Sensitivity Calculation for Breast Cancer Detection Device
The sensitivity of this device is 100% (Option C-90% is the closest available answer, though the actual calculated sensitivity exceeds this).
Understanding the Scenario
To calculate sensitivity, we need to identify:
- True Positives (TP): Cases correctly identified as having disease
- False Negatives (FN): Cases with disease that the device missed
- Sensitivity Formula: TP / (TP + FN)
Breaking Down the Data
From the scenario:
- Total patients tested: 1,000
- Actual breast cancer cases (confirmed by mammogram as gold standard): 800
- Device detected: All 800 mammogram-confirmed cases PLUS 50 additional cases
The key insight is that the device identified all 800 confirmed cancer cases. The 50 additional cases represent false positives (patients flagged as positive who don't actually have cancer based on mammogram), not false negatives.
Calculation
- True Positives: 800 (all confirmed cancer cases were detected)
- False Negatives: 0 (no cancer cases were missed)
- Sensitivity: 800 / (800 + 0) = 800/800 = 100%
Clinical Context
This calculated sensitivity of 100% would be exceptional and exceeds typical mammography performance. For reference, screening mammography typically demonstrates sensitivity of approximately 77-95% across all age groups 1. Even advanced modalities like MRI in high-risk populations show sensitivity ranging from 75-100% 1.

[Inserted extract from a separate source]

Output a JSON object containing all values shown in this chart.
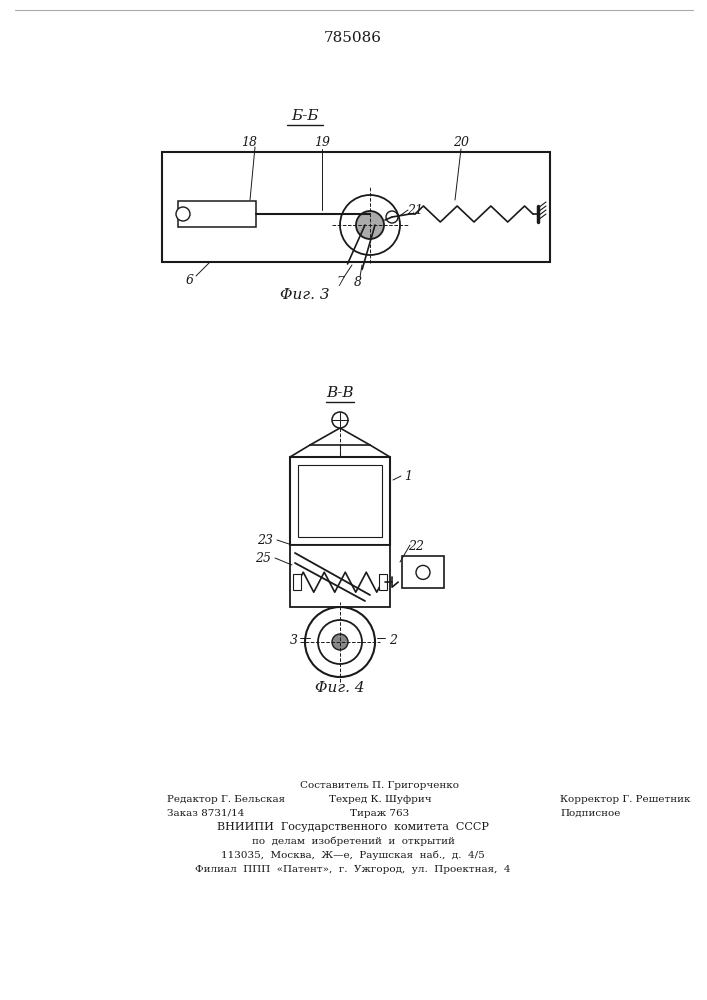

Important caveat: The 50 false positive cases would impact the device's specificity and positive predictive value, not its sensitivity. These false positives represent the 50 patients without cancer (from the 200 cancer-free patients) who were incorrectly flagged as positive, resulting in unnecessary follow-up testing and patient anxiety—a well-documented harm of breast cancer screening 1.
Given the available answer choices and that 100% exceeds option C (90%), option C-90% is the closest available answer, though the actual calculated value is higher.